3. Kasus kemungkinan (probable case) adalah kasus tersangka DAN hasil laboratorium tertentu positif untuk virus influenza A (H5) seperti tes antibodi spesifik pada 1 spesimen serum. 4. Kasus terbukti (confirmed case) adalah kasus tersangka yang menunjukkan salah satu positif dari berikut ini: Hasil biakan virus positif Influenza A (H5N1) ATAU Hasil dengan pemeriksaan PCR positif untuk influenza H5 ATAU Peningkatan titer antibodi spesifik H5 sebesar >4x Hasil dengan IFA positif untuk antigen H5

PENATALAKSANAAN Tiga prinsip penatalaksanaan pasien dengan avian influenza adalah: 1. Implementasi dini dalam mengontrol infeksi untuk meminimalisasi penyebaran nosokomial. 2. Penatalaksanaan secara tepat untuk mencegah semakin beratnya penyakit dan mencegah kematian. 3. Identifikasi dini dan pemantauan terhadap resiko infeksi untuk mempermudah intervensi dini dengan terapi antiviral untuk mengurangi morbiditas dan mortalitas serta membatasi penyebaran penyakit. Medikamentosa yang digunakan sebagai terapi avian influenza adalah obat yang selama ini bermanfaat dan telah dibuktikan berhasil mengatasi virus influenza lainnya dan diekstrapolasikan untuk avian influenza. Obat-obatan anti viral tersebut adalah: oseltamivir, zanamivir, amantadin dan rimantadin. Tetapi dilaporkan bahwa resistensi cepat terjadi pada obat tersebut, kecuali terhadap obat penghambat neuroamidase, yaitu: oseltamivir dan zanamivir. Saat ini antiviral yang direkomendasikan penggunaannya pada avian influenza adalah oseltamivir. Oseltamivir harus diberikan 48 jam setelah awitan gejala. Menurut American Academy of Pediatrics, oseltamivir dapat diberikan pada anak dengan usia 1 tahun ke atas dan tidak direkomendasikan untuk anak yang berumur kurang dari 1 tahun. Dosis untuk terapi oseltamivir adalah: 2mg/kgBB/kali, diberikan dua kali sehari selama 5 hari. Sedangkan untuk profilaksis diberikan pada anak dengan usia 12 tahun ke atas, diberikan sekali sehari selama 7 hari. Alternatif dosis lain yang dapat juga digunakan menurut WHO adalah: Anak dengan BB 15 kg : 2x30mg/hari Anak dengan BB 15-23 kg : 2x45mg/hari Anak dengan BB 23-40 kg : 2x60mg/hari

Anak dengan BB >40kg : 2x75mg/hari

Oseltamivir tersedia dengan merek dagang Tamiflu.
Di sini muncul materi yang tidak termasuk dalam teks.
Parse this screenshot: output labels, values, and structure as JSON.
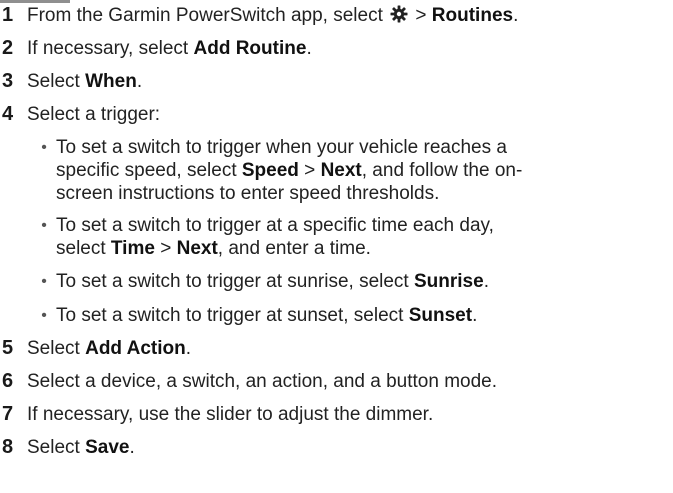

Walaupun oseltamivir dan zanamivir dinyatakan berkhasiat untuk mengobati avian influenza tetapi perlu dilakukan penelitian lebih lanjut untuk membuktikan efektifitasnya. Pada tahun 2005 de Jong MD dkk, melaporkan 2 kasus resistensi terhadap oseltamivir meskipun resistensi pada oseltamivir jarang terjadi , tetapi resistensi telah di deteksi pada 18% anak yang mendapat terapi oseltamivir. Resistensi pada oseltamivir lebih sering terjadi pada anak di bandingkan orang dewasa. Selain pemberian terapi anti viral, pasien dengan infeksi avian influenza juga di beri terapi berupa anti biotik.